Il colore della meteora rammentava quella gradazione prismatica di cui risplende la lucciola sui nostri prati. Verso il centro una fiamma più ardente e più viva sembrava animarla; la circonferenza si estingueva e si diversificava in varie tinte indecise, come un’ aureola nebulosa, somigliante a quella di cui la luna si circonda nelle notti piovose. I movimenti del vascello cangiavano ad ogni istante la forma del globo infiammato; ora si distaccava in lingue di fuoco che serpeggiavano intorno ai cordaggi e sdrucciolavano lungo le vele; ora si rotondava come un baldacchino, o si estendeva come un vasto soffitto; ma sempre i mobili elementi che la costituivano, tornavano ad errare e a volteggiare intorno al punto centrale che li raccoglieva dopo pochi minuti.

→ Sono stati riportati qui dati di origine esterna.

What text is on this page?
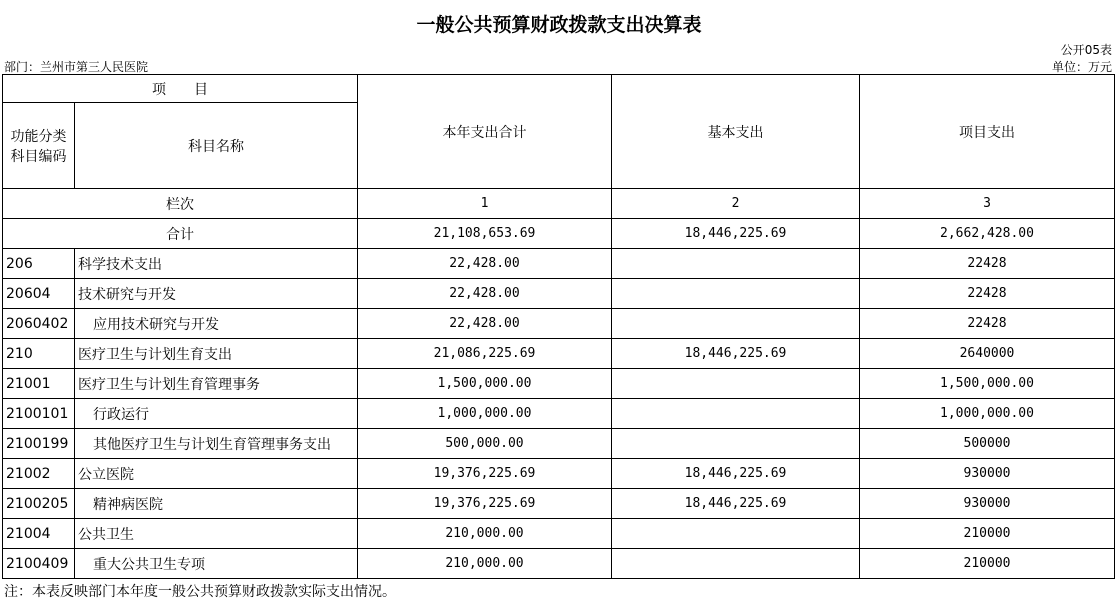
一般公共预算财政拨款支出决算表
公开05表
部门：兰州市第三人民医院	单位：万元
项　　目		本年支出合计	基本支出	项目支出
功能分类科目编码	科目名称			
栏次		1	2	3
合计		21,108,653.69	18,446,225.69	2,662,428.00
206	科学技术支出	22,428.00		22428
20604	技术研究与开发	22,428.00		22428
2060402	应用技术研究与开发	22,428.00		22428
210	医疗卫生与计划生育支出	21,086,225.69	18,446,225.69	2640000
21001	医疗卫生与计划生育管理事务	1,500,000.00		1,500,000.00
2100101	行政运行	1,000,000.00		1,000,000.00
2100199	其他医疗卫生与计划生育管理事务支出	500,000.00		500000
21002	公立医院	19,376,225.69	18,446,225.69	930000
2100205	精神病医院	19,376,225.69	18,446,225.69	930000
21004	公共卫生	210,000.00		210000
2100409	重大公共卫生专项	210,000.00		210000
注：本表反映部门本年度一般公共预算财政拨款实际支出情况。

Gli oggetti circostanti sembravano nuotare in questa atmosfera sinistra; i gruppi di marinai, seduti sul cassero, parevano spettri. In questo istante di fantastico spavento, un essere vivente e velloso discende lungo l’albero di trinchetto; una mano fredda mi afferra pel collo; il vento fischia, la luce spaventevole brilla pur sempre; ancora un momento, e io abbandonava il punto d’appoggio cui era attaccato; ancora un momento, e l’oceano si sarebbe aperto ad accogliermi cadavere ne’ suoi abissi.

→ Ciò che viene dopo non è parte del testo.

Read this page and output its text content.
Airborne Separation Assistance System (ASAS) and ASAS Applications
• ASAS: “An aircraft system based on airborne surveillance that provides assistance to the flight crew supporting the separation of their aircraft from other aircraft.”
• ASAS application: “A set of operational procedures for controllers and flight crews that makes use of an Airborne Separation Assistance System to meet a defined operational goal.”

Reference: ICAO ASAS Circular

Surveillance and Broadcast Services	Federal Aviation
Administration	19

« Dio mio, aiutatemi! gridai; che è mai questo?
La fredda mano aveva allentata la sua stretta. I marinai accorsero alle lamentevoli mie grida.
«Oh! disse il luogotenente; è Giaco, quel gran demonio di scimia che il capitano ama tanto. Vedetelo come scherza in mezzo alla tempesta, i bianchi suoi denti scintillano sotto il fuoco della meteora; ei sembra il genio malefico di quell’azzurra fiamma.»

Frattanto una densa nebbia, portata dalla brezza e simile a quella massa di fumo che sorte dalle macchine a vapore, avvolse il globo luminoso, e traendolo seco lo forzò ad abbandonare il nostro naviglio. Io lo seguii con lo sguardo: fluttuava nell’aria, ma a breve distanza da noi parve trovasse un ostacolo e s’arrestò, e stette immobile. Una subita idea rischiarò il mio spirito. Mi sforzai di scoprire attraverso la profonda oscurità l’oggetto che avea potuto arrestare l’aereo cammino della meteora, presto il sospetto divenne certezza.
«Una vela! una vela sottovento!» gridai con tutta la forza de’ miei polmoni.
Generale fu allora il movimento sul vascello. Il capitano, in piedi sulla tolda, mi rispose:
» Grazie!… ma, quale strada tien ella?
– Sud-sud-est!
– È dunque nelle nostre acque. Coraggio! ragazzi, all’opra! E comandò la manovra: udivasi la parola del comando, ripetuta dall’equipaggio, formare una specie di cadenza melanconica e solenne, alla quale il capitano dava l’intonazione. In mezzo al muggire del vento ed al fracasso dei flutti, era un eco tristo, monotono, lugubre, che stringeva il cuore.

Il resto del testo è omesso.